In [1]:
##General Import Statements to Process Data
import pandas as pd
import numpy as np
import matplotlib.pyplot as plt
import seaborn as sns
from math import *
%matplotlib inline

df = pd.read_csv('stroopdata.csv')

Analyzing the Stroop Effect

(1) What is the independent variable? What is the dependent variable?

Independent variable: Word Conditions (Congruent or Incongruent)
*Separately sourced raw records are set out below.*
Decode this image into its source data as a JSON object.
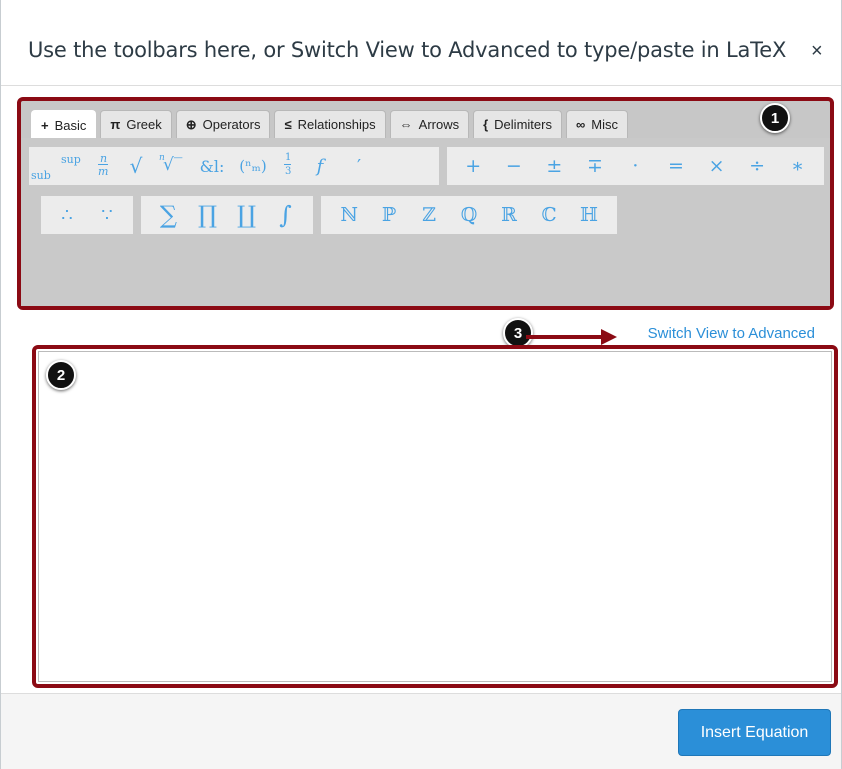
{
  "header": {
    "title": "Use the toolbars here, or Switch View to Advanced to type/paste in LaTeX",
    "close_glyph": "×"
  },
  "tabs": [
    {
      "glyph": "+",
      "label": "Basic",
      "active": true
    },
    {
      "glyph": "π",
      "label": "Greek",
      "active": false
    },
    {
      "glyph": "⊕",
      "label": "Operators",
      "active": false
    },
    {
      "glyph": "≤",
      "label": "Relationships",
      "active": false
    },
    {
      "glyph": "⇔",
      "label": "Arrows",
      "active": false
    },
    {
      "glyph": "{",
      "label": "Delimiters",
      "active": false
    },
    {
      "glyph": "∞",
      "label": "Misc",
      "active": false
    }
  ],
  "toolbar": {
    "row1_group1": {
      "sup": "sup",
      "sub": "sub",
      "frac_num": "n",
      "frac_den": "m",
      "sqrt": "√",
      "nthroot_index": "n",
      "nthroot": "√‾",
      "amp": "&l:",
      "binom": "(ⁿₘ)",
      "third_num": "1",
      "third_den": "3",
      "f": "f",
      "prime": "′"
    },
    "row1_group2": [
      "+",
      "−",
      "±",
      "∓",
      "·",
      "=",
      "×",
      "÷",
      "∗"
    ],
    "row2_group1": [
      "∴",
      "∵"
    ],
    "row2_group2": [
      "∑",
      "∏",
      "∐",
      "∫"
    ],
    "row2_group3": [
      "ℕ",
      "ℙ",
      "ℤ",
      "ℚ",
      "ℝ",
      "ℂ",
      "ℍ"
    ]
  },
  "callouts": {
    "one": "1",
    "two": "2",
    "three": "3"
  },
  "switch_view_label": "Switch View to Advanced",
  "footer": {
    "insert_label": "Insert Equation"
  },
  "colors": {
    "accent": "#2b8fd8",
    "annotation": "#8b0a14",
    "symbol": "#4aa3e3"
  }
}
Dependent variable: Time to complete test (In Seconds)

Explanation

  • An independent variable is the variable you have control over, what you can choose and/or manipulate. In this case the two different ways of taking this test (Congruent or Incongruent)
  • An Dependent variable has a strong correlation to another variable, in this case the tests we take.
In [2]:
#Sepeatring Data into two Variables for Easier Anaylysis
cog = df['Congruent']
in_cog = df['Incongruent']

(2) What is an appropriate set of hypotheses for this task?

Specify your null and alternative hypotheses, and clearly define any notation used. Justify your choices

The Null hypothesis is that there is no difference for average viewing mean response time for congruent words vs viewing the incongruent words.

The Alternative hypothesis There is a significant difference (negative or positive) for mean response time for congruent words vs viewing the incongruent words.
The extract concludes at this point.